The reviews for Rock Creek Nursing and Rehabilitation are highly polarized, with numerous accounts praising the facility's therapy, some staff, and the environment, while an approximately equal number of reviews describe alarming instances of neglect, medication errors, and management failures. A recurring positive theme is the quality of the rehabilitation program: physical and occupational therapy are repeatedly described as excellent, with many reviewers crediting therapy staff for meaningful mobility gains and successful short-term rehab outcomes. Several families and residents mention attentive wound care, individualized attention to dietary/allergy needs, and activity programs that keep residents engaged. Admissions personnel and specific staff members (Jena/Jenna/Richelle, a liaison, and some nurses/CNAs) receive frequent praise for being helpful, professional, and compassionate. Many reviewers also described the building itself as clean, attractive, and home-like.
Conversely, a substantial set of reviews documents serious and actionable problems with clinical care and safety. Multiple reports detail medication errors and delays — including missed doses of critical medications such as heart meds and blood thinners — sometimes with potentially life-threatening implications and near-legal consequences. Call lights with 30–45 minute response times, delayed or missed showers, and missed morning medications are repeatedly mentioned and commonly attributed to understaffing. Hygiene neglect ranges from infrequent bathing to exposure to feces/urine and rapid skin breakdown. Some reviewers allege over-sedation, withholding of water, and rough handling by aides. There are also several disturbing safety incidents: residents left on the floor until others arrived, falls that staff allegedly shifted blame for, false discharge notices, and accounts of being locked out or administratively yelled at. These reports suggest inconsistent standards of care and important safety risks for vulnerable residents.
Management, communication, and record-keeping emerge as persistent problem areas in many reviews. Families describe poor communication, lack of timely updates, and difficulty reaching staff by phone; one family said they had to visit in person to obtain basic information. Several reviews describe management that shifts responsibility, is unhelpful or defensive when issues are raised, and shows high turnover — including reports of a fired director and a Director of Nursing who was not an RN. Administrative problems extend to lost or delayed orders (faxes lost via Tyler), missing records related to VA processes, and problems with transfers. These operational issues compound clinical concerns because they can delay care, obscure accountability, and frustrate families seeking timely answers.

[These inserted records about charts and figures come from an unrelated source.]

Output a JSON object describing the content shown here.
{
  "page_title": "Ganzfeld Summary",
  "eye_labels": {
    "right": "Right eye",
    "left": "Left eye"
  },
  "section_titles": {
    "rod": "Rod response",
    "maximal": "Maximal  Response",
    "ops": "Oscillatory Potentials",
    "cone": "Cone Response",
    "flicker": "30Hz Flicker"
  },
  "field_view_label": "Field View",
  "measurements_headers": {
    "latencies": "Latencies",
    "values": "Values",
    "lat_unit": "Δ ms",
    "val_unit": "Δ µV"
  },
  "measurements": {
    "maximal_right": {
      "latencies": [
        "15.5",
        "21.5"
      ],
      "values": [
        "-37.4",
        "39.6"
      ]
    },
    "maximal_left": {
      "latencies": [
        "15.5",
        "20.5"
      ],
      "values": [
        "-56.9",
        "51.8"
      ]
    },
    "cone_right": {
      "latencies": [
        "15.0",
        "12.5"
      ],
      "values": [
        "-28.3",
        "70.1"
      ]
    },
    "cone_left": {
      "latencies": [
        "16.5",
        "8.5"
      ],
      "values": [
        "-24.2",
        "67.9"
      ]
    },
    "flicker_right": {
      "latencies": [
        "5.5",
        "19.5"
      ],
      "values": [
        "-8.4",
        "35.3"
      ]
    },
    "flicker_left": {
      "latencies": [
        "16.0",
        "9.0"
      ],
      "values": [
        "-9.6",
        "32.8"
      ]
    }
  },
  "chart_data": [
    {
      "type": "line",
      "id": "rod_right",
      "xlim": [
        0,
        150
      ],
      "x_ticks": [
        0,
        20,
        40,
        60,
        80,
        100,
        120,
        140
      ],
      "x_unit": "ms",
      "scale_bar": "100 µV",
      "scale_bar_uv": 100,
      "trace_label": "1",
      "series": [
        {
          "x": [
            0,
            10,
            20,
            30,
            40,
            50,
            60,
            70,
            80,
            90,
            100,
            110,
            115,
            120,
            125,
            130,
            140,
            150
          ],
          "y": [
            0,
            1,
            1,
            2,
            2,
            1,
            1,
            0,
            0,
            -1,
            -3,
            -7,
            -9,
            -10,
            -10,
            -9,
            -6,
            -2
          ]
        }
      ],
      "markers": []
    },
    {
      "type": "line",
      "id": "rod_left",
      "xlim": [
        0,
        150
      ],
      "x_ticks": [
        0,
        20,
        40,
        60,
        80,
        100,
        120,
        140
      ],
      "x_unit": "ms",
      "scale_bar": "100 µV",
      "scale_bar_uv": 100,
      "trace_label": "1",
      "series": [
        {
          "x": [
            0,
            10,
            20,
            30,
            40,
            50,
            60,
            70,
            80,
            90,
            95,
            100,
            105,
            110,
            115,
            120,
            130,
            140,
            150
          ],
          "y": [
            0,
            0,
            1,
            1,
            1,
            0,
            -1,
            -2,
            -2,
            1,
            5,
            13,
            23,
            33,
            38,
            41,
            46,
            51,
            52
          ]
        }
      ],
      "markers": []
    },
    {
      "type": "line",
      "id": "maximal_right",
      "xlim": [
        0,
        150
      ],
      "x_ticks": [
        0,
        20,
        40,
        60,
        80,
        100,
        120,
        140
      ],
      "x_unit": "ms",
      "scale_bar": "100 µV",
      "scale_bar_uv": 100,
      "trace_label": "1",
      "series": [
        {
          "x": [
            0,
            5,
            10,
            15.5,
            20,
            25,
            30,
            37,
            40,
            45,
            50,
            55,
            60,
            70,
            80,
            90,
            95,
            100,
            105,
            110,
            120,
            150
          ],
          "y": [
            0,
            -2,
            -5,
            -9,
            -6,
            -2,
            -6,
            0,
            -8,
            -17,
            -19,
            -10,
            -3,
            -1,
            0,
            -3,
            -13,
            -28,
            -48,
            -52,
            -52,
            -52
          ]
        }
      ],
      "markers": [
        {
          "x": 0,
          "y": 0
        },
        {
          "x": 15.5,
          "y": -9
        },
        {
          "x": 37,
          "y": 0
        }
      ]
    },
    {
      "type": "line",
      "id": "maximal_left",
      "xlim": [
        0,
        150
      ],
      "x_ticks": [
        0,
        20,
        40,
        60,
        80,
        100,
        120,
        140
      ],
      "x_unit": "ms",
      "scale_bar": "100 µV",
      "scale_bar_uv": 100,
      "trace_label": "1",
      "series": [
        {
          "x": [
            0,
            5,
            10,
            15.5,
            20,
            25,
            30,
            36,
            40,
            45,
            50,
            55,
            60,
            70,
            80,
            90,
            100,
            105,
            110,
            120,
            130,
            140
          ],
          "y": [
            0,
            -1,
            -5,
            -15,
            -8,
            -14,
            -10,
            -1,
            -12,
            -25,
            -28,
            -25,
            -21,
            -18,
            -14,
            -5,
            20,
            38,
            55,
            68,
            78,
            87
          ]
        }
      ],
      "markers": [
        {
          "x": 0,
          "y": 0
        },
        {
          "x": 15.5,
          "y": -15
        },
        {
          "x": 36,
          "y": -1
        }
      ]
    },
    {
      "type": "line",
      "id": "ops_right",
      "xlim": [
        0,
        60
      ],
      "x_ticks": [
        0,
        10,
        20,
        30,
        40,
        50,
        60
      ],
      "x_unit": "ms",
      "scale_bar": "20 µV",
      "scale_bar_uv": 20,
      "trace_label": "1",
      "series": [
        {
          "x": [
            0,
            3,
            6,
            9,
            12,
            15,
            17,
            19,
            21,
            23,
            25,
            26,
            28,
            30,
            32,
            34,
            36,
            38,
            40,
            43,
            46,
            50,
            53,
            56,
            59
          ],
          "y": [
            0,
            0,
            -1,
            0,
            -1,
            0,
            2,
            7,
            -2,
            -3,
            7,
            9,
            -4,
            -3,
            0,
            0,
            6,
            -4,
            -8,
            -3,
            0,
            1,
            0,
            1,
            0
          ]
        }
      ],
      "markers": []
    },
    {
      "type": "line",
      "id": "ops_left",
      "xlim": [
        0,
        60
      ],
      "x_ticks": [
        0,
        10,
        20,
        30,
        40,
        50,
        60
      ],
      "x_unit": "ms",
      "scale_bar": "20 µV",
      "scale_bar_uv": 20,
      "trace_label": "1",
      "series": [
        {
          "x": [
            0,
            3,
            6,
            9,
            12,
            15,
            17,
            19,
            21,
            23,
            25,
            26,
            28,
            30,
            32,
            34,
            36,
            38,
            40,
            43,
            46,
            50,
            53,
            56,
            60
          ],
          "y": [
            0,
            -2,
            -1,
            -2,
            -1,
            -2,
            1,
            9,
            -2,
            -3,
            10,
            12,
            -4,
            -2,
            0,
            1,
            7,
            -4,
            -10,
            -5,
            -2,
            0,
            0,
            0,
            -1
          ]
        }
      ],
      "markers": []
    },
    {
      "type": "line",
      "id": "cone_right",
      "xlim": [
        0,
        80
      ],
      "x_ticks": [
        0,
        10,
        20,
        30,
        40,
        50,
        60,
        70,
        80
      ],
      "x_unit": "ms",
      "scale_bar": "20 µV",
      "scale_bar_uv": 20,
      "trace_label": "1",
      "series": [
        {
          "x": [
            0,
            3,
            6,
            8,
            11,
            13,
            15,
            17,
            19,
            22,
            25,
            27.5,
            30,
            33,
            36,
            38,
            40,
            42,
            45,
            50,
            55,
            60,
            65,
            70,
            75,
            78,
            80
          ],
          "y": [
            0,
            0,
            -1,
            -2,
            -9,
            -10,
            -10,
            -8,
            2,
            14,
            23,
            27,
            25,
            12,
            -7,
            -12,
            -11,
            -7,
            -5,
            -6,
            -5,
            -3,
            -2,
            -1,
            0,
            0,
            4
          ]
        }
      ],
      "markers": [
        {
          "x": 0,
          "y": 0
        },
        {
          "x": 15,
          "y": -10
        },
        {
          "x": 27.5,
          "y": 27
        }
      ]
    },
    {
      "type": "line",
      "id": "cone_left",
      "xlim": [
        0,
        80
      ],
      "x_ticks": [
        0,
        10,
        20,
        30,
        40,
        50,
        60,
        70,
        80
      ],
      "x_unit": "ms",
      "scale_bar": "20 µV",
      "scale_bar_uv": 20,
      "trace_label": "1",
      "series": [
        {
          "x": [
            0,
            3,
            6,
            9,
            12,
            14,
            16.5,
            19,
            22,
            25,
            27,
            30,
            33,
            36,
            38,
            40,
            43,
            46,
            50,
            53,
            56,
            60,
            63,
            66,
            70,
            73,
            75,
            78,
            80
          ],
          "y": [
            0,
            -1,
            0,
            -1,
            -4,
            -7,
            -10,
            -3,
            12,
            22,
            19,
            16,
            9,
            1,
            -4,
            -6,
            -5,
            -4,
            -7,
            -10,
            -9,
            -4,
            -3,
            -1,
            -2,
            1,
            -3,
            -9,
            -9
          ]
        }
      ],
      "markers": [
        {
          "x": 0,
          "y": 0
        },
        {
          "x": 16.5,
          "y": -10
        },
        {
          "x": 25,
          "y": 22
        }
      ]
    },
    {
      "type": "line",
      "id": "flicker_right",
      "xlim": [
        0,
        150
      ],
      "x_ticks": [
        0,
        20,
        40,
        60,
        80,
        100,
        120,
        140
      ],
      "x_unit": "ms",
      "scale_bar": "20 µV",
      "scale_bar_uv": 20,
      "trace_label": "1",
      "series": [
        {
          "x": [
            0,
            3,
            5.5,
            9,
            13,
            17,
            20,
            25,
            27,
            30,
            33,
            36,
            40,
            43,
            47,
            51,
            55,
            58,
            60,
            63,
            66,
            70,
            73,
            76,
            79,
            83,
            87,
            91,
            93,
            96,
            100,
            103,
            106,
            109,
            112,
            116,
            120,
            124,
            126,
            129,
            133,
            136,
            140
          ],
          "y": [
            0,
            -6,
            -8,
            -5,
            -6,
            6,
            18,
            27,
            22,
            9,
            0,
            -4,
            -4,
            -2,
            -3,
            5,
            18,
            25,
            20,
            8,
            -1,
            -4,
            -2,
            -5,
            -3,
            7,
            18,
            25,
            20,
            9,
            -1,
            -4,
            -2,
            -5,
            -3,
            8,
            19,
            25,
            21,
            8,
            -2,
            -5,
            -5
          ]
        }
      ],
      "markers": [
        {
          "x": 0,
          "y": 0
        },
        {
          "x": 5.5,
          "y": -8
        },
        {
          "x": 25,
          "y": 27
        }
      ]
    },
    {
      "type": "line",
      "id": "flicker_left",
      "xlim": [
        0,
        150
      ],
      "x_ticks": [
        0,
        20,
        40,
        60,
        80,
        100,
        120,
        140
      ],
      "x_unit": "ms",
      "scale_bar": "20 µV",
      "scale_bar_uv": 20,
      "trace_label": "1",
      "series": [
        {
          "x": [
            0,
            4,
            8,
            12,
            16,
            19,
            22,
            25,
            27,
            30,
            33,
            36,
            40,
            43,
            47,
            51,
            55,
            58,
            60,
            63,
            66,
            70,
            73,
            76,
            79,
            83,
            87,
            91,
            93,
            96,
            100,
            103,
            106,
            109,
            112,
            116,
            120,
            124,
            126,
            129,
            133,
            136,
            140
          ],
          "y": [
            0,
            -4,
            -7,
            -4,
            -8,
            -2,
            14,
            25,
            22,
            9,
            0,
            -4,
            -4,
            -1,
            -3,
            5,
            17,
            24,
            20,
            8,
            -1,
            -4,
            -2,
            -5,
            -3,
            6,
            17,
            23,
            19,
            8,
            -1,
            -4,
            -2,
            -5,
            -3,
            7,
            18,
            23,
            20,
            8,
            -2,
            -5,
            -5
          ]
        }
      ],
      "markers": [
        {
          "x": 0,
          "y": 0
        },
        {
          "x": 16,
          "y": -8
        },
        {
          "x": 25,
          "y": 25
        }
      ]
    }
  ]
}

Dining and housekeeping are unevenly reported. Some residents praise the food as fantastic, and others say meals are hot and the dining experience is good. Contrasting reviews complain about repeatedly served sandwiches and soup, bland or cold food, poor meal variety, and even burned items. Cleanliness reports are also mixed: many reviews highlight a neat, beautiful home, while other accounts report dirty bedroom and bathroom floors, missing towels or bath aids, and malfunctioning equipment such as a nurse call switch or entry light. This suggests that housekeeping and maintenance may be inconsistent across wings, shifts, or time periods.
A notable pattern is the high variability between positive and negative experiences — often within the same period. This suggests the facility has pockets of strong, dedicated staff and effective programs (therapy, some nurses, activities, admissions) but also systemic weaknesses: staffing shortages, leadership instability, inconsistent training, and broken processes for medications, transfers, and incident reporting. Some reviewers explicitly contrast their stellar experiences with others’ nightmares, indicating that quality likely depends heavily on which staff are assigned and how well leadership enforces standards.
Families considering Rock Creek should weigh these mixed signals carefully. Strengths to consider include the strong rehab program, several compassionate staff members, and an attractive environment with engaging activities. However, the frequency and severity of reports about medication errors, understaffing with long response times, hygiene neglect, safety incidents, and managerial failures are significant red flags that warrant direct, specific inquiry before placement. Recommended due diligence includes asking the facility for current staffing ratios, turnover statistics, medication safety protocols, incident reporting and investigation procedures, examples of recent corrective actions, and references from recent families who have had both short-term rehab and long-term care experiences. If possible, visiting during different shifts and speaking directly with nursing and therapy staff can help prospective residents or families gauge whether the facility’s strengths are consistent and whether management is actively addressing the serious concerns raised in multiple reviews.